Trade deals now often deal with regulatory compatibility between nations (harmonisation or mutual recognition) rather than tariff preferences. This includes areas like product standards, that more directly affect consumers. DFAT vigorously contests these concerns.
Department of Foreign Affairs and Trade (DFAT) Secretary Peter Varghese suggests we should focus on the “meta challenge of Australian foreign policy” - namely, “How do we maximise economic opportunity and minimise strategic risk as the Indo-Pacific region becomes more powerful?”
We must think more deeply about whether it is possible to spread risk and be nimble while still strengthening the multilateral system, and while engaged in the complex game of modern trade negotiations.
Trade Minister Andrew Robb needs to make the case for trade liberalisation in clearer terms. Rather than a “trust us” approach which dismisses “fear-mongers”, we need a public conversation about the possible winners and losers, along with an explanation as to why the agreement is in the nation’s best interest. An alien looking at Australia’s trade debates in 2015 might not recognise us as committed to trade liberalisation.
What are some of the long-term consequences of the trend towards bilateral and plurilateral trade agreements? Are they building blocks or stumbling blocks? The best-case scenario is that they are complementary. Advocates argue that these agreements maintain the strong momentum and habits of cooperation during a slow period in which the WTO inches forward the Trade in Services Agreement.
The worst-case scenario is that the WTO authority is diminished. We may see delays in large trade issues that are best tackled in multilateral forums, such as trade facilitation, financial liberalisation, telecommunication liberalisation, and farming subsidies. The public could turn against the trade agenda and withdraw their support for an area of foreign policy that was broadly approved.
Harvard University political scientist, Robert Putnam reminds us that diplomacy is always a two-level game: the domestic coordination and public support can be as hard as or harder than the global negotiations, as President Barack Obama is finding over the TPP. Australia should pay more attention to civil society concerns about our participation in trade deals.
My own conclusion is that, acknowledging the limited options Australia has at its disposal, we lose more than we gain in moving away from the multilateral trade system. What is clear is that the public debate on this issue is less rich and less urgent that it needs to be.

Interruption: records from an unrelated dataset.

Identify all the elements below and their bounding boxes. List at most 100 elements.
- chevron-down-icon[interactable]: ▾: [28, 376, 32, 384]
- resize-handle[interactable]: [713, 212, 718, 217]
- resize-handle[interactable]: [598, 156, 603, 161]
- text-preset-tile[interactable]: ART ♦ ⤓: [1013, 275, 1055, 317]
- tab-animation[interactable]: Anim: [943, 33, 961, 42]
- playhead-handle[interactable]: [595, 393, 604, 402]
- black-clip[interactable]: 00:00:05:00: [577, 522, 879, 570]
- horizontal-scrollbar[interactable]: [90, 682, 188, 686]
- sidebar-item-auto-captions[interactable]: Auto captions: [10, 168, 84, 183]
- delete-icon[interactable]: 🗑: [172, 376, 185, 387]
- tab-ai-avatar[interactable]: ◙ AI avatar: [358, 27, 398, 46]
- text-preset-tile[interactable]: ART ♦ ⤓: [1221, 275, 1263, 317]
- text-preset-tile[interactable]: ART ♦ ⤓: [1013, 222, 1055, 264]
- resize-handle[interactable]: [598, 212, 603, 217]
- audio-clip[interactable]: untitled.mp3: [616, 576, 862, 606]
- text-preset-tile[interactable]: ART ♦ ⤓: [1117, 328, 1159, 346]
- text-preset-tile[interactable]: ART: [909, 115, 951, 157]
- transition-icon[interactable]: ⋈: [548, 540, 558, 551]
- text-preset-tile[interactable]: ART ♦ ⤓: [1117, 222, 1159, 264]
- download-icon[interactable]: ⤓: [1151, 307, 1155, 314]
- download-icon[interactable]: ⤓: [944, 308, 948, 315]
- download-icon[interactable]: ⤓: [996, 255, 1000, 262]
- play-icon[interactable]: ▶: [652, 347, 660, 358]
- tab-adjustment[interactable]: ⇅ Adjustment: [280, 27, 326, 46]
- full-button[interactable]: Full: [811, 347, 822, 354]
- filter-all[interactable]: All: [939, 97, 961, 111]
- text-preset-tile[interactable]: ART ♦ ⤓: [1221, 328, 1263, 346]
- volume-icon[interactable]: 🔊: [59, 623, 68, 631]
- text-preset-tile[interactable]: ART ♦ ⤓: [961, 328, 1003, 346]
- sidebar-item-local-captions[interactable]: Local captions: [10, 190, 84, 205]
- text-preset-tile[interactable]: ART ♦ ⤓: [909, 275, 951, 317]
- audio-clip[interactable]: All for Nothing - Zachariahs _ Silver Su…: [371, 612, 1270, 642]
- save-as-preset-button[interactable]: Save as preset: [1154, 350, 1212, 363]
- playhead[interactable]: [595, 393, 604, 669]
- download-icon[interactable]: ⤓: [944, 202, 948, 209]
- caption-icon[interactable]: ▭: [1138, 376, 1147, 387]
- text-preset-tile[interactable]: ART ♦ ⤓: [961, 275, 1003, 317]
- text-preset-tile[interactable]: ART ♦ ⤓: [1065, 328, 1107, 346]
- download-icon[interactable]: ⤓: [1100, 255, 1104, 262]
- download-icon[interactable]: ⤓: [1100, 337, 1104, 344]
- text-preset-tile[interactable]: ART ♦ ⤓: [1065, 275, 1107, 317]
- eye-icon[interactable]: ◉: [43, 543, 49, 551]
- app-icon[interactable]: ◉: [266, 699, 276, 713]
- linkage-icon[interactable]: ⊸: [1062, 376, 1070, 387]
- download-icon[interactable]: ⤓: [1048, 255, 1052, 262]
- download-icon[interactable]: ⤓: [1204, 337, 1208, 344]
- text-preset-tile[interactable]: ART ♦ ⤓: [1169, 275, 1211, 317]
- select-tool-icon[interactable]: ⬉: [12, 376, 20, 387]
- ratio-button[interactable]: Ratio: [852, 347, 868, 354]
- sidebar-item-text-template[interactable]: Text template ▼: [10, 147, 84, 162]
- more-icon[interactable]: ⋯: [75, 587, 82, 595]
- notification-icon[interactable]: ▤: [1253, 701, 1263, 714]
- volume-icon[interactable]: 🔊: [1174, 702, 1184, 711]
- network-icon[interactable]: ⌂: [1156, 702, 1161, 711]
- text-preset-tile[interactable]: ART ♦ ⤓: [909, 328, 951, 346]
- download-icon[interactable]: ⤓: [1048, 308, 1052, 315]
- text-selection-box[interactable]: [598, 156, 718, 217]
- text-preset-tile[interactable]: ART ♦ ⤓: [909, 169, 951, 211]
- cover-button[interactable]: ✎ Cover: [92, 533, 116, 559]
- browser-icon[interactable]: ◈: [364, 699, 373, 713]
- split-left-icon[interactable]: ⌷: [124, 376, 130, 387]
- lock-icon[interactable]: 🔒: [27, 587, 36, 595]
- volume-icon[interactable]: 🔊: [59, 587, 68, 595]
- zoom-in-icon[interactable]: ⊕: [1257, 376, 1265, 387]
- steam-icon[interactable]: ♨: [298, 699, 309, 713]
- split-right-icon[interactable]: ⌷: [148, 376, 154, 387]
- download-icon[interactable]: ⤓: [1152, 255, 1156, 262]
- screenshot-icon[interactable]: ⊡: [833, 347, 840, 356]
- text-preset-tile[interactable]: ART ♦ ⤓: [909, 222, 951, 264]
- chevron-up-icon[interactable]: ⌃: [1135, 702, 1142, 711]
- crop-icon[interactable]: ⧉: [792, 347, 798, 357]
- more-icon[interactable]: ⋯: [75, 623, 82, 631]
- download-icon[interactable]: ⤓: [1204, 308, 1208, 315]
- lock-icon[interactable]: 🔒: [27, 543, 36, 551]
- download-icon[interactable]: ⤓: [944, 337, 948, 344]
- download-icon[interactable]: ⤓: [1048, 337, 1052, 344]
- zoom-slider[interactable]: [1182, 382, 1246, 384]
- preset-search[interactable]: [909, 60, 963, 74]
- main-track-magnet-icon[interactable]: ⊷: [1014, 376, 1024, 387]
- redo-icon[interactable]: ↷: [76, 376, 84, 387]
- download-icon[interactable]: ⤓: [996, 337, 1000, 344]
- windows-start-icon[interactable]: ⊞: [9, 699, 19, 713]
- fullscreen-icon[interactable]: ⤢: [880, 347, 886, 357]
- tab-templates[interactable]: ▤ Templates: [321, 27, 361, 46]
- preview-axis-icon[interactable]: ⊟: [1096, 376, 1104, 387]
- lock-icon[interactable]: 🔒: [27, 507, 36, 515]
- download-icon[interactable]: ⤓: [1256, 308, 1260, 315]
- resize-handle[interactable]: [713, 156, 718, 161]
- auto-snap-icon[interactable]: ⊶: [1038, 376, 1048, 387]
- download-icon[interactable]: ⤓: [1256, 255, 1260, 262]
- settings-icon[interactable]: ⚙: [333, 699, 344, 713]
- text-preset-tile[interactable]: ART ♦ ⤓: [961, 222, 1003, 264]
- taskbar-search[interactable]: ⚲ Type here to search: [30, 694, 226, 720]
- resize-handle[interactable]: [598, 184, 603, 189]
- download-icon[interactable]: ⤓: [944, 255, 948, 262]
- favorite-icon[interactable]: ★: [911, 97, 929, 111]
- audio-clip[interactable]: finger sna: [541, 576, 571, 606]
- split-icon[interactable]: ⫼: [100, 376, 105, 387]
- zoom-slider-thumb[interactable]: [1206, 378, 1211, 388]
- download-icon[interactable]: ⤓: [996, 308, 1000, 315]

Our ultimate success in trade comes not from trade agreements, but from a domestic economy that puts a premium on productivity and competitiveness, while reducing inequality. Trade liberalisation that encourages development and interdependence is still a noble diplomatic pursuit, but must also promote the rule of law in our region.
This piece is based on the essay, Rules-based trade as a pivotal power, in the CEDA policy perspective, Global networks: transforming how Australia does business, released on November 9.